Story and photo by Sujatha Fernandes
DHAKA — In Bangladesh, the awareness about women's rights and the need to fight for them can be seen by the variety of the women's movement. On March 8, International Women's Day, and beforehand, a number of women's organisations planned rallies and demonstrations.
The International Women's Day Committee, consisting of 19 different women's organisations, planned a Reclaim the Night march on Tuesday, March 7. On Wednesday they organised marches and discussions in 10 different districts outside Dhaka, and on Friday a rally with singing, dancing and theatre in a large park.
The rallies were vibrant, militant and enthusiastic. This is probably because they were organised independently of any mainstream party, and the main organisers were young women.
The Reclaim the Night march began with singing and chanting. Every one of the 300 women carried a lighted torch, making it a visually spectacular event. As the women marched they chanted loudly in Bengali:"Raater Bera Bhangbo, Shadin Bhabe Chalbo" (We will break the darkness of the night, we will exercise out right to move freely).

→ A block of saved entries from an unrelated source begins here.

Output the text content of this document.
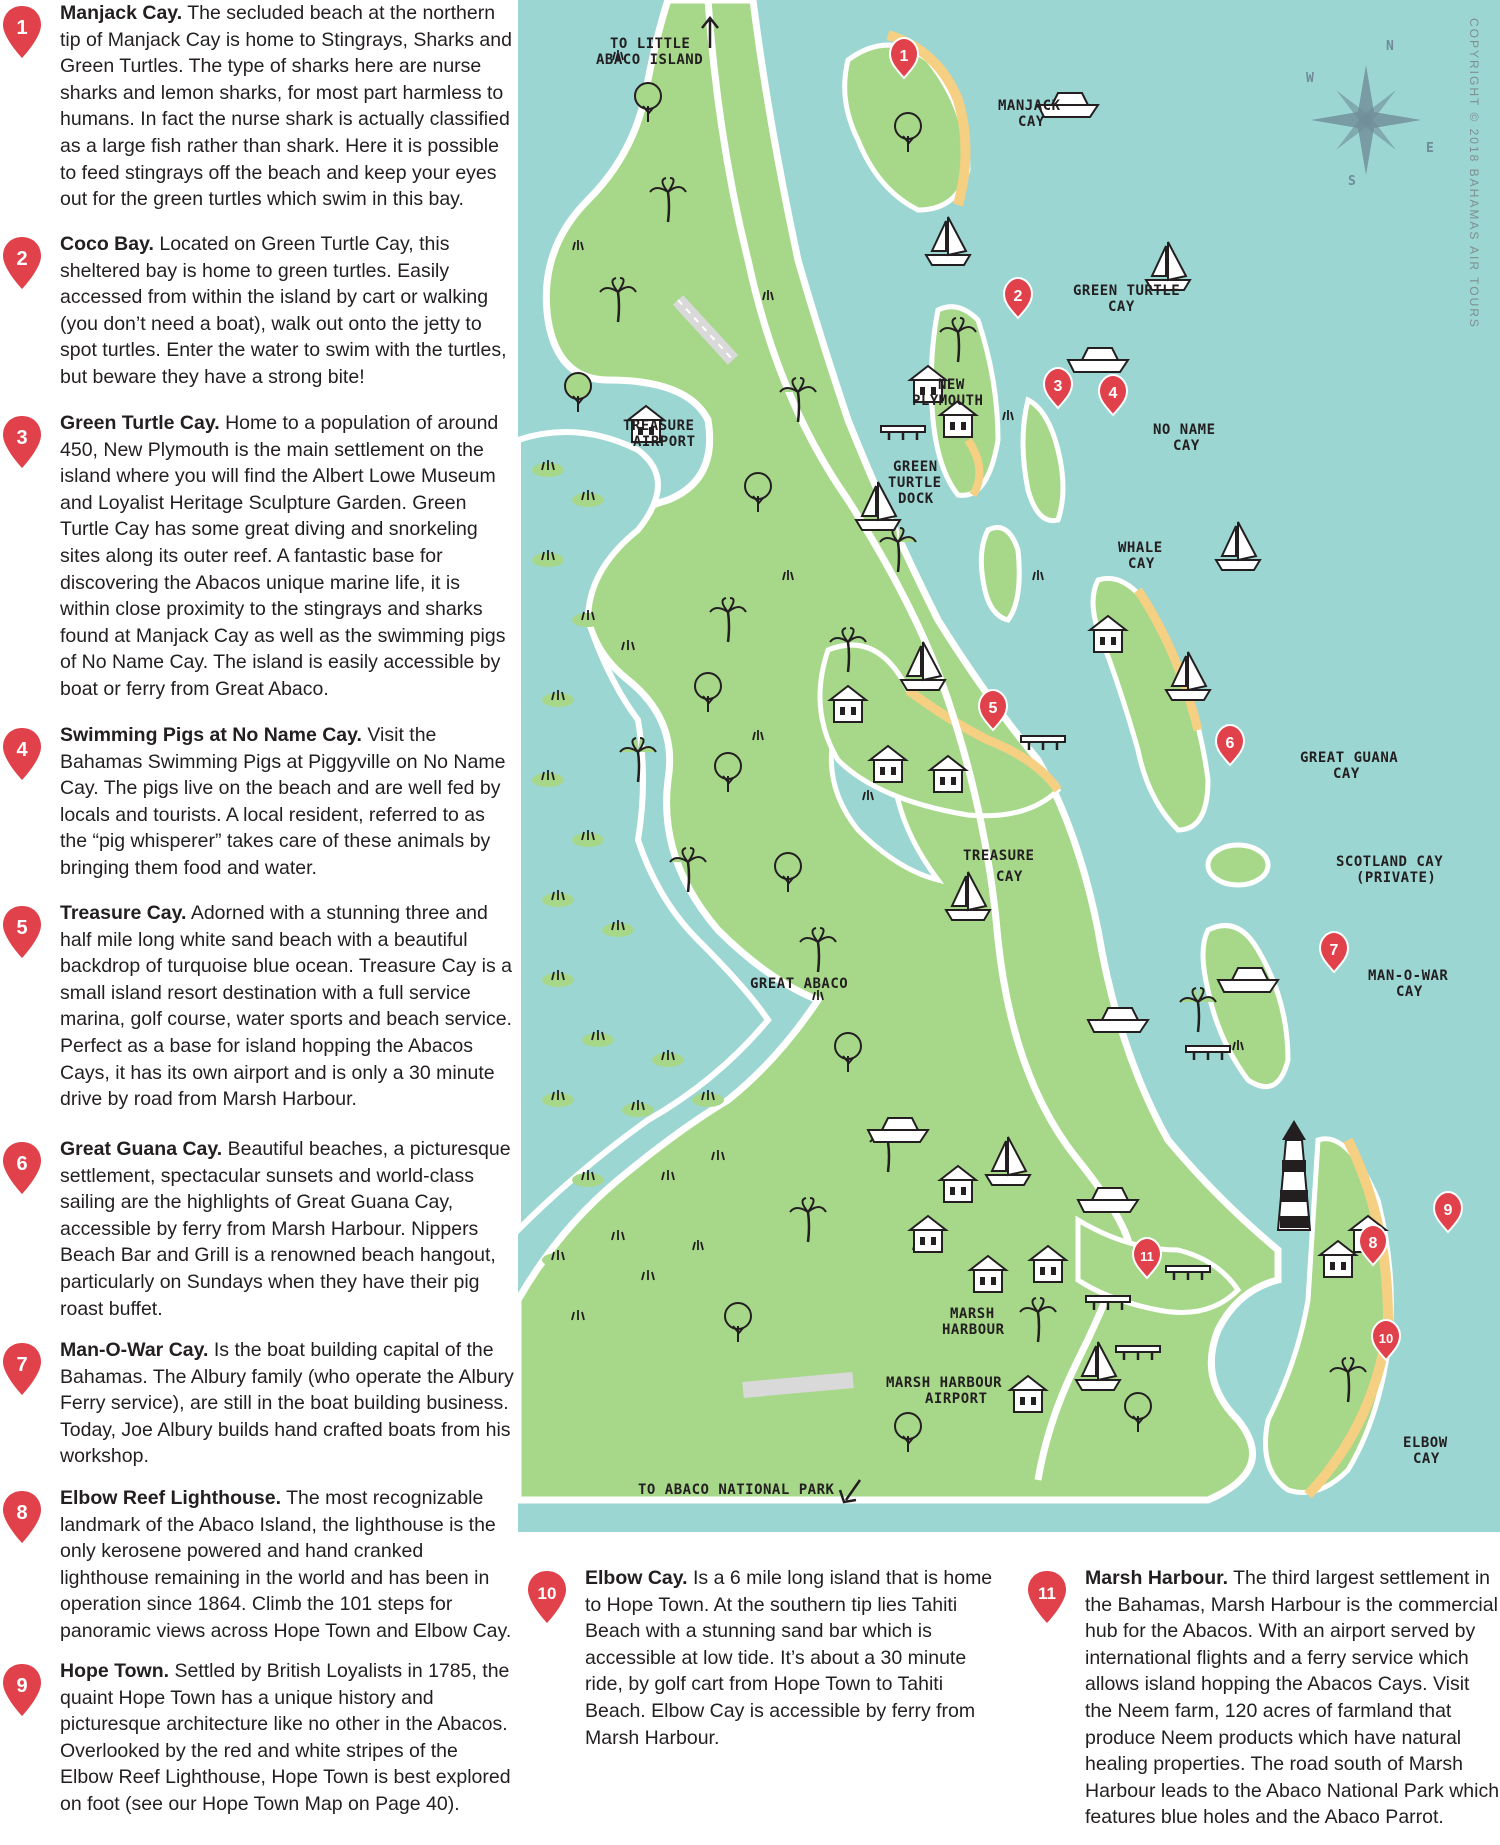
1
Manjack Cay. The secluded beach at the northern tip of Manjack Cay is home to Stingrays, Sharks and Green Turtles. The type of sharks here are nurse sharks and lemon sharks, for most part harmless to humans. In fact the nurse shark is actually classified as a large fish rather than shark. Here it is possible to feed stingrays off the beach and keep your eyes out for the green turtles which swim in this bay.
2
Coco Bay. Located on Green Turtle Cay, this sheltered bay is home to green turtles. Easily accessed from within the island by cart or walking (you don’t need a boat), walk out onto the jetty to spot turtles. Enter the water to swim with the turtles, but beware they have a strong bite!
3
Green Turtle Cay. Home to a population of around 450, New Plymouth is the main settlement on the island where you will find the Albert Lowe Museum and Loyalist Heritage Sculpture Garden. Green Turtle Cay has some great diving and snorkeling sites along its outer reef. A fantastic base for discovering the Abacos unique marine life, it is within close proximity to the stingrays and sharks found at Manjack Cay as well as the swimming pigs of No Name Cay. The island is easily accessible by boat or ferry from Great Abaco.
4
Swimming Pigs at No Name Cay. Visit the Bahamas Swimming Pigs at Piggyville on No Name Cay. The pigs live on the beach and are well fed by locals and tourists. A local resident, referred to as the “pig whisperer” takes care of these animals by bringing them food and water.
5
Treasure Cay. Adorned with a stunning three and half mile long white sand beach with a beautiful backdrop of turquoise blue ocean. Treasure Cay is a small island resort destination with a full service marina, golf course, water sports and beach service. Perfect as a base for island hopping the Abacos Cays, it has its own airport and is only a 30 minute drive by road from Marsh Harbour.
6
Great Guana Cay. Beautiful beaches, a picturesque settlement, spectacular sunsets and world-class sailing are the highlights of Great Guana Cay, accessible by ferry from Marsh Harbour. Nippers Beach Bar and Grill is a renowned beach hangout, particularly on Sundays when they have their pig roast buffet.
7
Man-O-War Cay. Is the boat building capital of the Bahamas. The Albury family (who operate the Albury Ferry service), are still in the boat building business. Today, Joe Albury builds hand crafted boats from his workshop.
8
Elbow Reef Lighthouse. The most recognizable landmark of the Abaco Island, the lighthouse is the only kerosene powered and hand cranked lighthouse remaining in the world and has been in operation since 1864. Climb the 101 steps for panoramic views across Hope Town and Elbow Cay.
9
Hope Town. Settled by British Loyalists in 1785, the quaint Hope Town has a unique history and picturesque architecture like no other in the Abacos. Overlooked by the red and white stripes of the Elbow Reef Lighthouse, Hope Town is best explored on foot (see our Hope Town Map on Page 40).
10
Elbow Cay. Is a 6 mile long island that is home to Hope Town. At the southern tip lies Tahiti Beach with a stunning sand bar which is accessible at low tide. It’s about a 30 minute ride, by golf cart from Hope Town to Tahiti Beach. Elbow Cay is accessible by ferry from Marsh Harbour.
11
Marsh Harbour. The third largest settlement in the Bahamas, Marsh Harbour is the commercial hub for the Abacos. With an airport served by international flights and a ferry service which allows island hopping the Abacos Cays. Visit the Neem farm, 120 acres of farmland that produce Neem products which have natural healing properties. The road south of Marsh Harbour leads to the Abaco National Park which features blue holes and the Abaco Parrot.
N
E
S
W	COPYRIGHT © 2018 BAHAMAS AIR TOURS
TO LITTLE
ABACO ISLAND
MANJACK
CAY
GREEN TURTLE
CAY
NEW
PLYMOUTH
NO NAME
CAY
TREASURE
AIRPORT
GREEN
TURTLE
DOCK
WHALE
CAY
GREAT GUANA
CAY
TREASURE
CAY
SCOTLAND CAY
(PRIVATE)
MAN-O-WAR
CAY
GREAT ABACO
MARSH
HARBOUR
MARSH HARBOUR
AIRPORT
TO ABACO NATIONAL PARK
ELBOW
CAY
1
2
3	4
5
6
7
8
9
10
11
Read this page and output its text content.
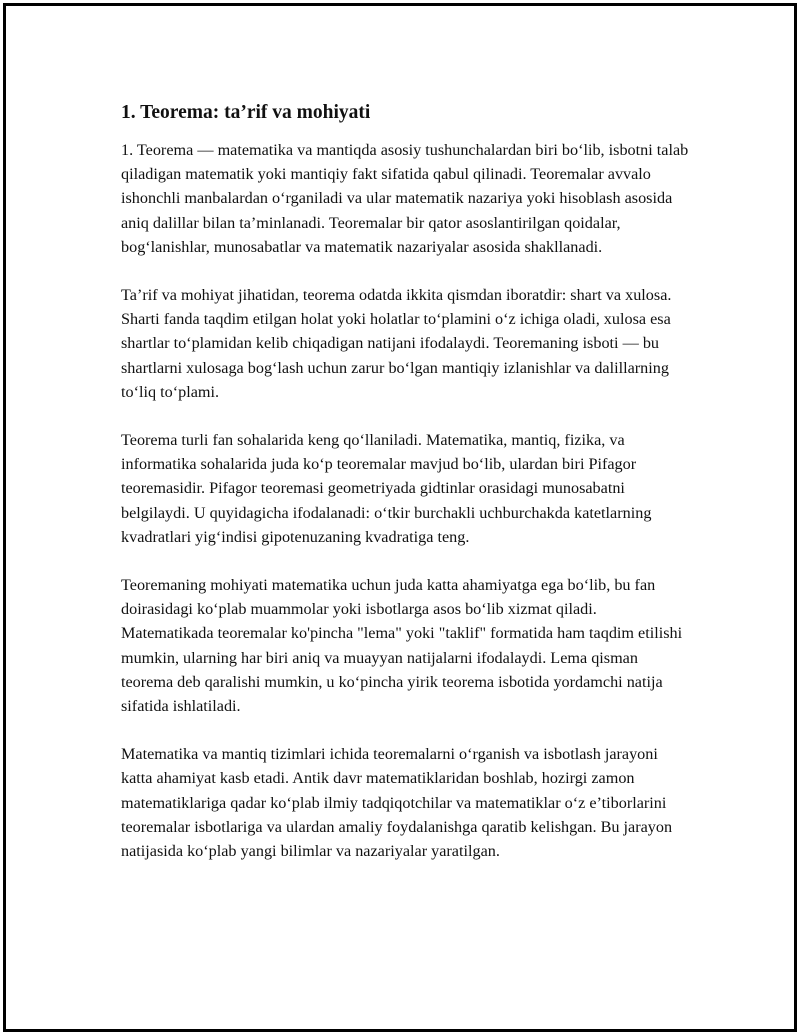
1. Teorema: ta’rif va mohiyati

1. Teorema — matematika va mantiqda asosiy tushunchalardan biri bo‘lib, isbotni talab qiladigan matematik yoki mantiqiy fakt sifatida qabul qilinadi. Teoremalar avvalo ishonchli manbalardan o‘rganiladi va ular matematik nazariya yoki hisoblash asosida aniq dalillar bilan ta’minlanadi. Teoremalar bir qator asoslantirilgan qoidalar, bog‘lanishlar, munosabatlar va matematik nazariyalar asosida shakllanadi.

Ta’rif va mohiyat jihatidan, teorema odatda ikkita qismdan iboratdir: shart va xulosa. Sharti fanda taqdim etilgan holat yoki holatlar to‘plamini o‘z ichiga oladi, xulosa esa shartlar to‘plamidan kelib chiqadigan natijani ifodalaydi. Teoremaning isboti — bu shartlarni xulosaga bog‘lash uchun zarur bo‘lgan mantiqiy izlanishlar va dalillarning to‘liq to‘plami.

Teorema turli fan sohalarida keng qo‘llaniladi. Matematika, mantiq, fizika, va informatika sohalarida juda ko‘p teoremalar mavjud bo‘lib, ulardan biri Pifagor teoremasidir. Pifagor teoremasi geometriyada gidtinlar orasidagi munosabatni belgilaydi. U quyidagicha ifodalanadi: o‘tkir burchakli uchburchakda katetlarning kvadratlari yig‘indisi gipotenuzaning kvadratiga teng.

Teoremaning mohiyati matematika uchun juda katta ahamiyatga ega bo‘lib, bu fan doirasidagi ko‘plab muammolar yoki isbotlarga asos bo‘lib xizmat qiladi. Matematikada teoremalar ko'pincha "lema" yoki "taklif" formatida ham taqdim etilishi mumkin, ularning har biri aniq va muayyan natijalarni ifodalaydi. Lema qisman teorema deb qaralishi mumkin, u ko‘pincha yirik teorema isbotida yordamchi natija sifatida ishlatiladi.

Matematika va mantiq tizimlari ichida teoremalarni o‘rganish va isbotlash jarayoni katta ahamiyat kasb etadi. Antik davr matematiklaridan boshlab, hozirgi zamon matematiklariga qadar ko‘plab ilmiy tadqiqotchilar va matematiklar o‘z e’tiborlarini teoremalar isbotlariga va ulardan amaliy foydalanishga qaratib kelishgan. Bu jarayon natijasida ko‘plab yangi bilimlar va nazariyalar yaratilgan.
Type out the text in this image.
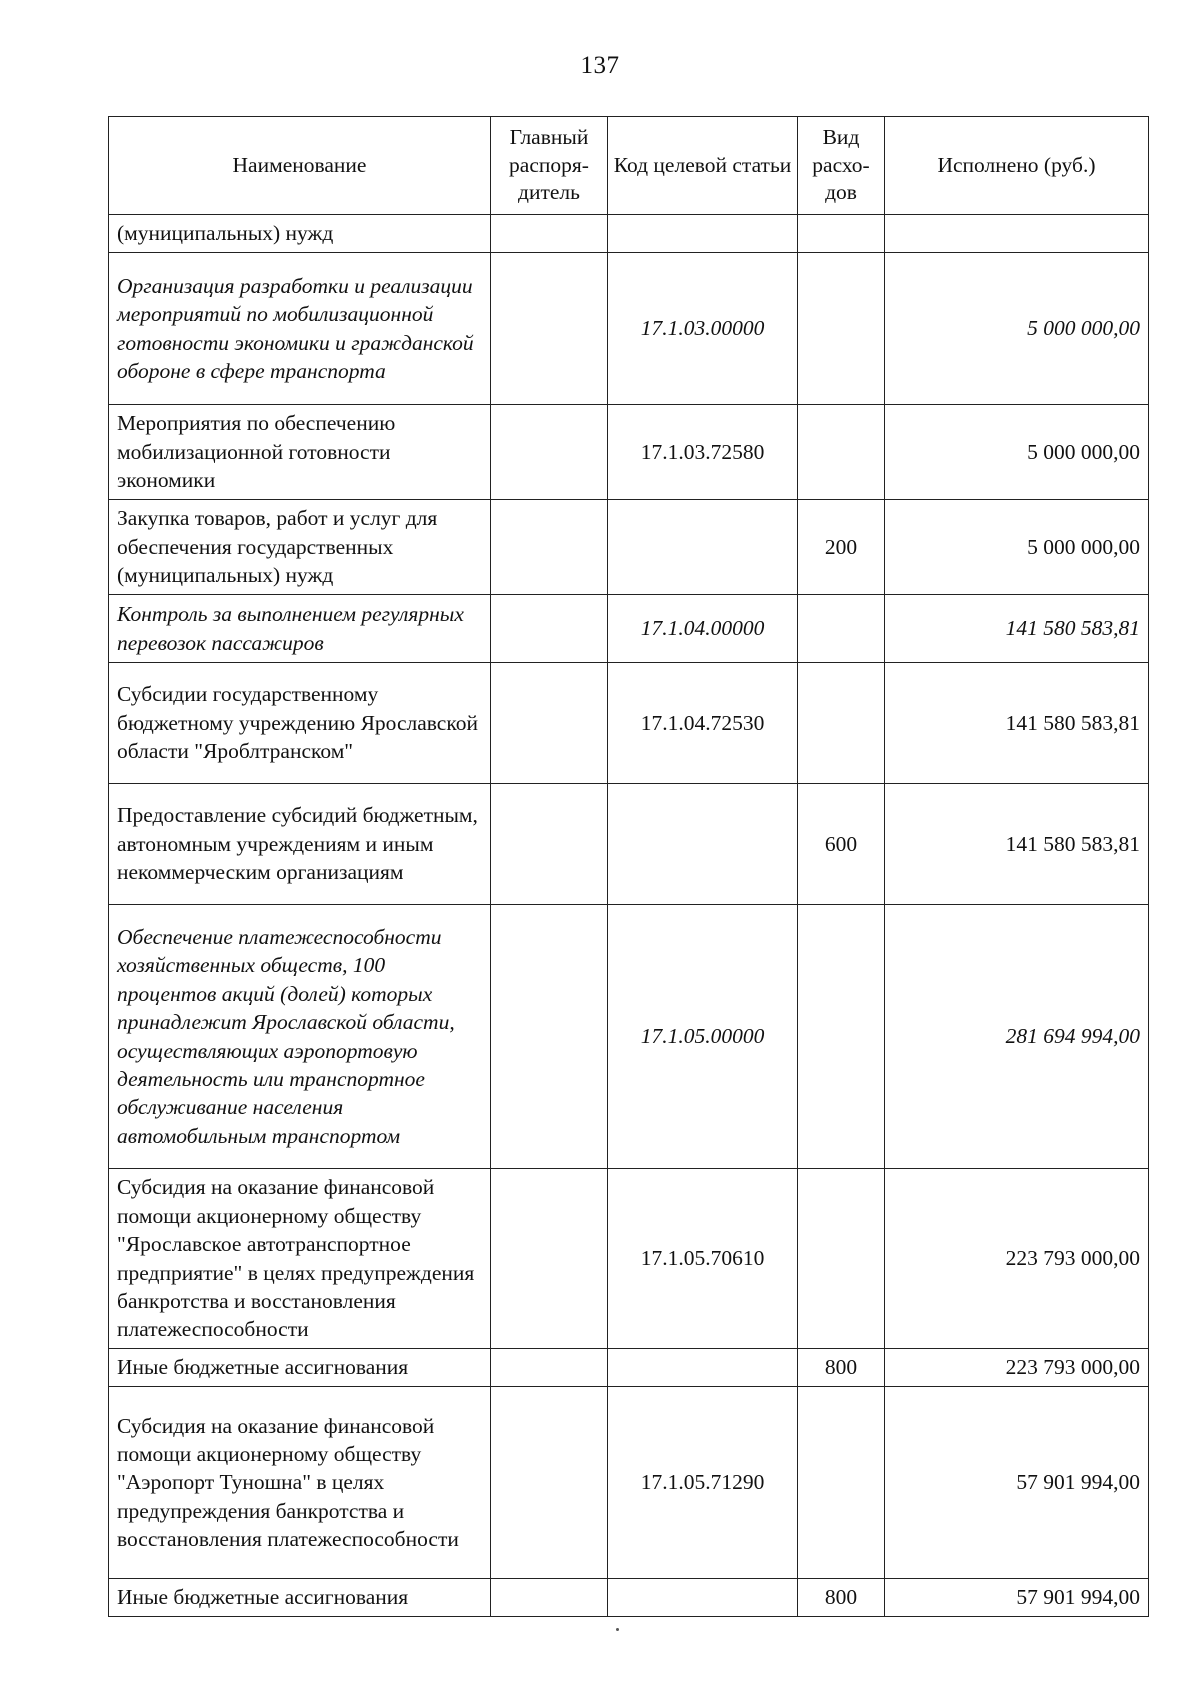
137
Наименование	Главный распоря-дитель	Код целевой статьи	Вид расхо-дов	Исполнено (руб.)
(муниципальных) нужд				
Организация разработки и реализации мероприятий по мобилизационной готовности экономики и гражданской обороне в сфере транспорта		17.1.03.00000		5 000 000,00
Мероприятия по обеспечению мобилизационной готовности экономики		17.1.03.72580		5 000 000,00
Закупка товаров, работ и услуг для обеспечения государственных (муниципальных) нужд			200	5 000 000,00
Контроль за выполнением регулярных перевозок пассажиров		17.1.04.00000		141 580 583,81
Субсидии государственному бюджетному учреждению Ярославской области "Яроблтранском"		17.1.04.72530		141 580 583,81
Предоставление субсидий бюджетным, автономным учреждениям и иным некоммерческим организациям			600	141 580 583,81
Обеспечение платежеспособности хозяйственных обществ, 100 процентов акций (долей) которых принадлежит Ярославской области, осуществляющих аэропортовую деятельность или транспортное обслуживание населения автомобильным транспортом		17.1.05.00000		281 694 994,00
Субсидия на оказание финансовой помощи акционерному обществу "Ярославское автотранспортное предприятие" в целях предупреждения банкротства и восстановления платежеспособности		17.1.05.70610		223 793 000,00
Иные бюджетные ассигнования			800	223 793 000,00
Субсидия на оказание финансовой помощи акционерному обществу "Аэропорт Туношна" в целях предупреждения банкротства и восстановления платежеспособности		17.1.05.71290		57 901 994,00
Иные бюджетные ассигнования			800	57 901 994,00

Violence against women, especially under the sanction of fundamentalist Islam, means that women are afraid to go out after dark and many are even prohibited. In Dhaka University, women students went on strike against archaic rules that forbid them to leave their hostels before sunrise and after sunset.
The anger of the march was not, however, directed at men. In fact, men marched along the sides and the at the back — the only men who were unwelcome were the row of highly fortified police units armed with guns and sticks.
The rally was organised by middle class women, but attended by a broad layer of women including slum women, schoolgirls and working class women. It was clear that violence is faced by all women.
On International Women's Day, there was a rally in the morning, organised by the ruling party. Bus loads of women from government departments were brought to join the march, which was led by a female MP of the Bangladesh National Party. The government provided banners and placards which read, "The hand that rocks the cradle, is the hand that rules the country" — implying that women can have an influence in society by bearing children.
Although the rally was attended by more than 2000 women, there was no chanting or spirit, only the MP yelling loudly into a microphone. At the other end, the rally was addressed by the prime minister.
Despite the reactionary nature of this rally, the fact that the government was forced to organise a rally to maintain its electoral support shows the sympathy for feminist ideas in the country.